Exemplo disto foram os cortes nos objetivos e os adiamentos de “uma parte chave” do Pacto Verde da União Europeia, a estratégia “Da quinta para a mesa” que para além da redução de pesticidas e fertilizantes químicos defendia uma dieta “mais baseada em plantas, com menos carne vermelha e processada”. No relatório indica-se que empresas e organizações do setor tiveram perto de 600 reuniões de alto nível com a Comissão Europeia desde novembro de 2014. Isto apesar de apenas sete delas declararem fazer lóbi junto da UE (despendendo um gasto anual de 2,4 milhões de euros neste tipo de pressão política).

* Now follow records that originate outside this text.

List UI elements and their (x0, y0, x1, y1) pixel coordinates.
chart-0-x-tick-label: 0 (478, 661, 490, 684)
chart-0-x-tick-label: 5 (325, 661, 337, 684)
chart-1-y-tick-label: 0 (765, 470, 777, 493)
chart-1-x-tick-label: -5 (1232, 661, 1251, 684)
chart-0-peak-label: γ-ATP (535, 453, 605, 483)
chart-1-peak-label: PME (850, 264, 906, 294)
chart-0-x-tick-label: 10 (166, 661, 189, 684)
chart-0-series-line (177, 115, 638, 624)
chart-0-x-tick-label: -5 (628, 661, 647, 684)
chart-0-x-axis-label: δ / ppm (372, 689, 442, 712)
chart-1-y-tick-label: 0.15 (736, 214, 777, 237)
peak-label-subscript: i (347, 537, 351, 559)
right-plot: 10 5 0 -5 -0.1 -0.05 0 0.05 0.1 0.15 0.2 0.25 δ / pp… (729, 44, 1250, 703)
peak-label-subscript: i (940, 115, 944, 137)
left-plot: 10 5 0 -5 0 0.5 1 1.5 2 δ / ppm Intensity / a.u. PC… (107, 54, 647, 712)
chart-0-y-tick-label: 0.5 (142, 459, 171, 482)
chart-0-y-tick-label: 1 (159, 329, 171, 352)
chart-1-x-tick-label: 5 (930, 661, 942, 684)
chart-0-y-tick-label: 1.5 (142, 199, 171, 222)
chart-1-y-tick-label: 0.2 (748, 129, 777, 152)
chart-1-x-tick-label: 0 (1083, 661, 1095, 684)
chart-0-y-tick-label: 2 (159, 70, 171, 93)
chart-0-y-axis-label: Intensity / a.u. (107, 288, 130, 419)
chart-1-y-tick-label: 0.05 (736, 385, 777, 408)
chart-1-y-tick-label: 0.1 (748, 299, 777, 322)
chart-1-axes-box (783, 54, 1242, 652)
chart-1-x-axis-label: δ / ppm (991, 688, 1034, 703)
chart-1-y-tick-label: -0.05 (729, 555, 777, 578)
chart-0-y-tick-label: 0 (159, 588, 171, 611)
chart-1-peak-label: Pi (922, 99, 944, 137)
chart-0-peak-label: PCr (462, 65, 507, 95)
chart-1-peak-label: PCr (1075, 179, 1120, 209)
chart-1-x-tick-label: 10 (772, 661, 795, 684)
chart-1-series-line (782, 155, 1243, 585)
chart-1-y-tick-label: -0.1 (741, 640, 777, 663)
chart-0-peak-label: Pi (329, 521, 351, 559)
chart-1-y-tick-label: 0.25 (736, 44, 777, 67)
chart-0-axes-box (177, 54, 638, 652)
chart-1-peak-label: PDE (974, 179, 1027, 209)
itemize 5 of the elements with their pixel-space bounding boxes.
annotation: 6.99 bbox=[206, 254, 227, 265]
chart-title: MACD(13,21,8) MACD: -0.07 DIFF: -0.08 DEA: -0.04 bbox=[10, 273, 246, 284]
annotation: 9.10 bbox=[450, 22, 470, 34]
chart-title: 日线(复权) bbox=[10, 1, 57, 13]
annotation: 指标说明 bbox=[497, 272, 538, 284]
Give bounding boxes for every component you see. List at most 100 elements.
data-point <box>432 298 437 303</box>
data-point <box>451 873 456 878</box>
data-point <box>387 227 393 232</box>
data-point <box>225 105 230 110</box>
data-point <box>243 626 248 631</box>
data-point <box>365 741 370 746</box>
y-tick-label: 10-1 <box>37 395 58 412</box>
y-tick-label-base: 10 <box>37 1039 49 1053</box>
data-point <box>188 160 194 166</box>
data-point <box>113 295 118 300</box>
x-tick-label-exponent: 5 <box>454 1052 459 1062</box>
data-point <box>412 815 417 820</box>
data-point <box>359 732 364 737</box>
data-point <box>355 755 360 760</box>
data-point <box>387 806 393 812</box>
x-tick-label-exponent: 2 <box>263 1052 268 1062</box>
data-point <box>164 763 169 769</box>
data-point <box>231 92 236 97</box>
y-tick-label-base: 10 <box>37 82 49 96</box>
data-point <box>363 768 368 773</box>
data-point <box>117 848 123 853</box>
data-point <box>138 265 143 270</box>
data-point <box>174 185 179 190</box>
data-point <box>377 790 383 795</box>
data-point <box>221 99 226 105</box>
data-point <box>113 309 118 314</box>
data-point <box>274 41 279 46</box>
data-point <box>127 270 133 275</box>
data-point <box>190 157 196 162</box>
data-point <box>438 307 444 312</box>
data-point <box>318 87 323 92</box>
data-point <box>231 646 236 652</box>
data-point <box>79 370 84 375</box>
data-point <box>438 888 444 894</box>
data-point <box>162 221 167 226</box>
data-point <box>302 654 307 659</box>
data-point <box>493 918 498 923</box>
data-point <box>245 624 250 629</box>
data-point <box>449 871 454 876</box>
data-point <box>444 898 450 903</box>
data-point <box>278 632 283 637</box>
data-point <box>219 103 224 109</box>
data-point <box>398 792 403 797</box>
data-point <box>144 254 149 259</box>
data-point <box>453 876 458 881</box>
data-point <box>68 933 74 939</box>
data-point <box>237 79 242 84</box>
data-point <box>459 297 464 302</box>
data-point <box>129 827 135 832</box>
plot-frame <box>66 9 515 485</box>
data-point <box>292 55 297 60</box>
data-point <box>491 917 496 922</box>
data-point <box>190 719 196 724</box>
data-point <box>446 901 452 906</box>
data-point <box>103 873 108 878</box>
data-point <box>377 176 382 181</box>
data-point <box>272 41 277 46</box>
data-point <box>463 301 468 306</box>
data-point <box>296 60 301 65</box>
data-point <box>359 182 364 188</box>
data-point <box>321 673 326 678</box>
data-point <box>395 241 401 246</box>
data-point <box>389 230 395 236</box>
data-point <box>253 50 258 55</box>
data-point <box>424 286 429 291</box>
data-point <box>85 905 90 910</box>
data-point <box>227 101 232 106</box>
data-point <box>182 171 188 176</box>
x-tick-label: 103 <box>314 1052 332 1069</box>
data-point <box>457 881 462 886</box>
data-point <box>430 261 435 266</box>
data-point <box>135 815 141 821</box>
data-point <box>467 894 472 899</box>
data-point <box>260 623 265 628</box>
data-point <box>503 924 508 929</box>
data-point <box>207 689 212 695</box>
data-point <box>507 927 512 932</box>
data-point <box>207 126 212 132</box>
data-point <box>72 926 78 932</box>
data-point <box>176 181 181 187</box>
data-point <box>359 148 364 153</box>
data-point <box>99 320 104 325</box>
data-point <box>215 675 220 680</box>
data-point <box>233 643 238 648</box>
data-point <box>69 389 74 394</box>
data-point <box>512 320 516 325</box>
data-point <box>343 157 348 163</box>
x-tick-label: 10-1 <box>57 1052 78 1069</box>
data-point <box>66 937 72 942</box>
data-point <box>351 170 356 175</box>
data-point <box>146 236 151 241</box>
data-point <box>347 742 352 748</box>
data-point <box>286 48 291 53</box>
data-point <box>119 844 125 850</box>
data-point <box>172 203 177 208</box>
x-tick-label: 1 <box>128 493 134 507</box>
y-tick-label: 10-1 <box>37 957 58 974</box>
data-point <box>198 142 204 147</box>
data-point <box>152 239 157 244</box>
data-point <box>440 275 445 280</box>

As maiores empresas dos setores da carne e do leite gastam ainda dinheiro no financiamento de supostos estudos científicos para lavar a sua imagem e as ajudar a defender mudanças legislativa. Conclusão: “a indústria distrai-nos com a cortina de fumo dos objetivos climáticos voluntários, os produtos respeitadores do meio ambiente e os investimentos aparentemente ambiciosos em tecnologias de redução das emissões, enquanto que, nos bastidores, mobiliza importantes recursos para atrasar e fazer descarrilar a legislação ambiental progressista”.
A Geração Z como alvo
Outra das estratégias reveladas pelo estudo da Changing Markets é o direcionar de campanhas publicitárias para a chamada Geração Z, usando “influencers” e investindo no TikTok, YouTube, Instagram e outras redes sociais.
Nestas redes sociais, há ainda “ataques diretos às dietas veganas e às proteínas alternativas, que são consideradas opções ultra-processadas e pouco saudáveis”. Apesar disso, algumas destas empresas estão também a promover produtos 100% vegetais como alternativas aos seus principais produtos. Só que “fazem-no com a intenção de fazer crescer um mercado adicional e não como parte de uma transição para produtos mais vegetais e menos e melhores produtos animais”.
A Changing Markets traça o paralelo com as táticas utilizadas pelas grandes empresas dos combustíveis fósseis e tabaqueiras e defende “medidas urgentes para regular a indústria, reduzir as emissões e investir em alternativas”.